Solve (x-6)(x+6) > 0: Finding Positive Values of a Quadratic Function

Look at the following function:

$y=\left(x-6\right)\left(x+6\right)$

Determine for which values of $x$ the following is true:

$f(x) > 0$

The function $y = (x-6)(x+6)$ can be rewritten as $y = x^2 - 36$. This is a quadratic function, and we need to find where it is positive: $x^2 - 36 > 0$.

First, identify the roots of the quadratic equation $x^2 - 36 = 0$. Solving for $x$, we get:

• $x^2 = 36$
• $x = \pm 6$

Thus, the roots are $x = 6$ and $x = -6$.

Next, examine the intervals determined by these roots: $(-\infty, -6)$, $(-6, 6)$, $(6, \infty)$.

For each interval, we check the sign of $x^2 - 36$ to determine where the expression is positive.

1. **Interval $(-\infty, -6)$:** Choose $x = -7$:
$(x-6)(x+6) = (-7-6)(-7+6) = (-13)(-1) = 13$, which is positive.

2. **Interval $(-6, 6)$:** Choose $x = 0$:
$(x-6)(x+6) = (0-6)(0+6) = (-6)(6) = -36$, which is negative.

3. **Interval $(6, \infty)$:** Choose $x = 7$:
$(x-6)(x+6) = (7-6)(7+6) = (1)(13) = 13$, which is positive.

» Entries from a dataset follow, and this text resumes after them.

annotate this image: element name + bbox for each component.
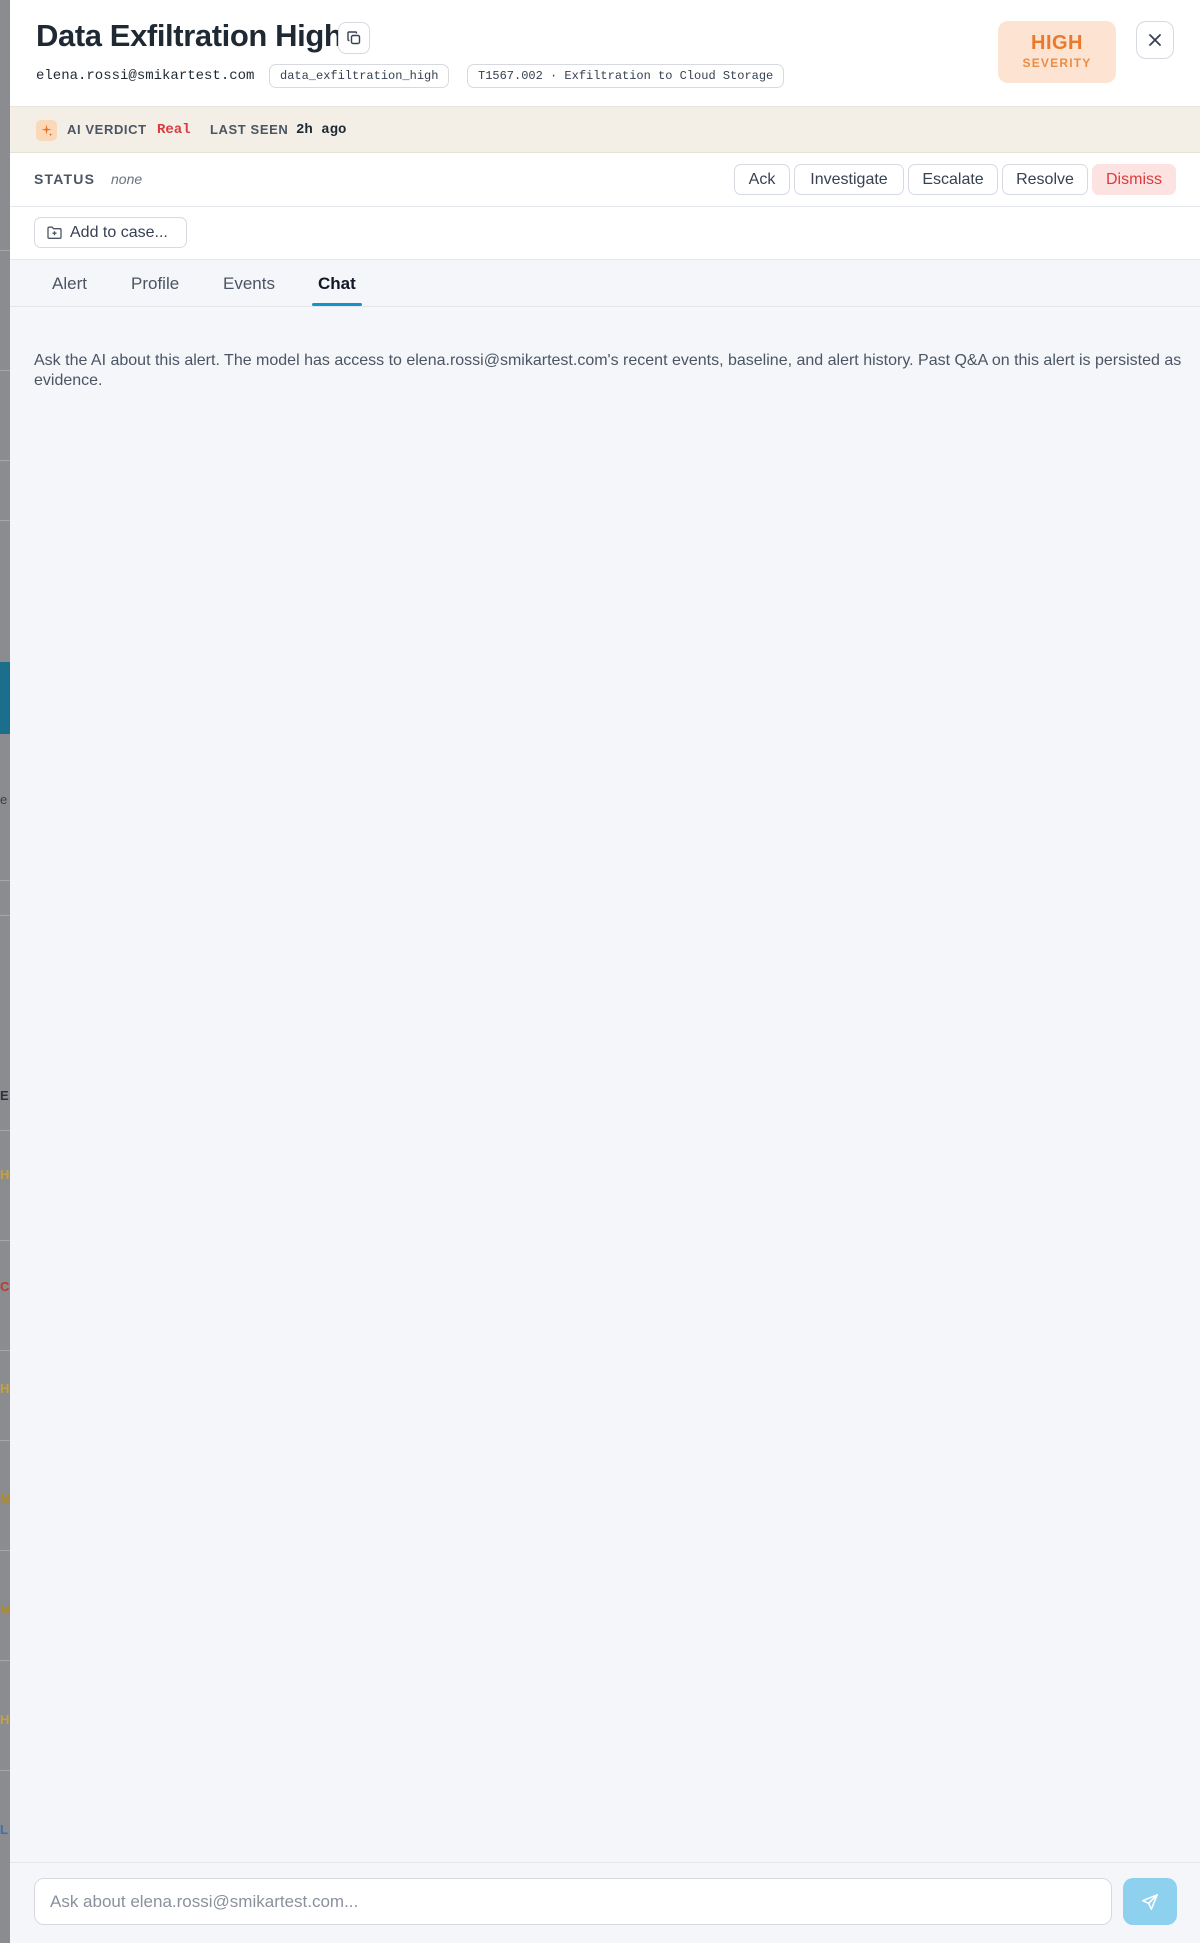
escalate-button[interactable]: Escalate [908, 164, 998, 195]
background-fragment: L [0, 1822, 8, 1837]
status-label: STATUS [34, 171, 96, 187]
background-fragment: H [0, 1712, 10, 1727]
background-divider [0, 1550, 10, 1551]
background-divider [0, 520, 10, 521]
severity-level: HIGH [1031, 32, 1083, 54]
tab-profile[interactable]: Profile [131, 274, 179, 294]
resolve-button[interactable]: Resolve [1002, 164, 1088, 195]
background-fragment: M [0, 1602, 10, 1617]
background-fragment: e [0, 792, 8, 807]
background-divider [0, 1350, 10, 1351]
severity-badge: HIGH SEVERITY [998, 21, 1116, 83]
background-divider [0, 460, 10, 461]
investigate-button[interactable]: Investigate [794, 164, 904, 195]
tab-alert[interactable]: Alert [52, 274, 87, 294]
severity-label: SEVERITY [1022, 56, 1092, 70]
background-fragment: H [0, 1167, 10, 1182]
active-tab-indicator [312, 303, 362, 306]
tab-events[interactable]: Events [223, 274, 275, 294]
case-bar: Add to case... [10, 207, 1200, 260]
tab-bar: Alert Profile Events Chat [10, 260, 1200, 307]
background-divider [0, 1130, 10, 1131]
mitre-technique-tag: T1567.002 · Exfiltration to Cloud Storag… [467, 64, 785, 88]
background-divider [0, 1440, 10, 1441]
send-button[interactable] [1123, 1878, 1177, 1925]
background-divider [0, 915, 10, 916]
background-divider [0, 1660, 10, 1661]
last-seen-label: LAST SEEN [210, 122, 289, 137]
close-icon [1147, 32, 1163, 48]
verdict-bar: AI VERDICT Real LAST SEEN 2h ago [10, 106, 1200, 153]
folder-plus-icon [47, 226, 62, 239]
alert-user-email: elena.rossi@smikartest.com [36, 68, 255, 84]
drawer-header: Data Exfiltration High elena.rossi@smika… [10, 0, 1200, 106]
tab-chat[interactable]: Chat [318, 274, 356, 294]
copy-icon [346, 30, 362, 46]
add-to-case-button[interactable]: Add to case... [34, 217, 187, 248]
dismiss-button[interactable]: Dismiss [1092, 164, 1176, 195]
add-to-case-label: Add to case... [70, 223, 168, 241]
background-fragment: E [0, 1088, 9, 1103]
background-fragment: H [0, 1381, 10, 1396]
status-value: none [111, 171, 143, 187]
send-icon [1141, 1893, 1159, 1911]
ack-button[interactable]: Ack [734, 164, 790, 195]
status-bar: STATUS none Ack Investigate Escalate Res… [10, 153, 1200, 207]
chat-input[interactable] [34, 1878, 1112, 1925]
background-divider [0, 880, 10, 881]
background-highlight-bar [0, 662, 10, 734]
background-divider [0, 250, 10, 251]
close-button[interactable] [1136, 21, 1174, 59]
copy-button[interactable] [338, 22, 370, 54]
chat-composer [10, 1862, 1200, 1943]
background-divider [0, 1770, 10, 1771]
background-fragment: M [0, 1491, 10, 1506]
ai-verdict-value: Real [157, 122, 191, 138]
alert-detail-drawer: Data Exfiltration High elena.rossi@smika… [10, 0, 1200, 1943]
background-page-edge: e E H C H M M H L [0, 0, 10, 1943]
background-divider [0, 1240, 10, 1241]
chat-intro-text: Ask the AI about this alert. The model h… [34, 352, 1182, 389]
sparkles-icon [36, 120, 57, 141]
alert-title: Data Exfiltration High [36, 18, 343, 53]
ai-verdict-label: AI VERDICT [67, 122, 147, 137]
last-seen-value: 2h ago [296, 122, 347, 138]
background-fragment: C [0, 1279, 10, 1294]
rule-tag: data_exfiltration_high [269, 64, 450, 88]
background-divider [0, 370, 10, 371]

Therefore, the quadratic $x^2 - 36 > 0$ in the intervals $(-\infty, -6)$ and $(6, \infty)$. The function is positive on these intervals.

Since the solution matches choice id="4", the values of $x$ for which $f(x) > 0$ are:
$x > 6$ or $x < -6$.

Thus, the solution to the problem is $x > 6$ or $x < -6$.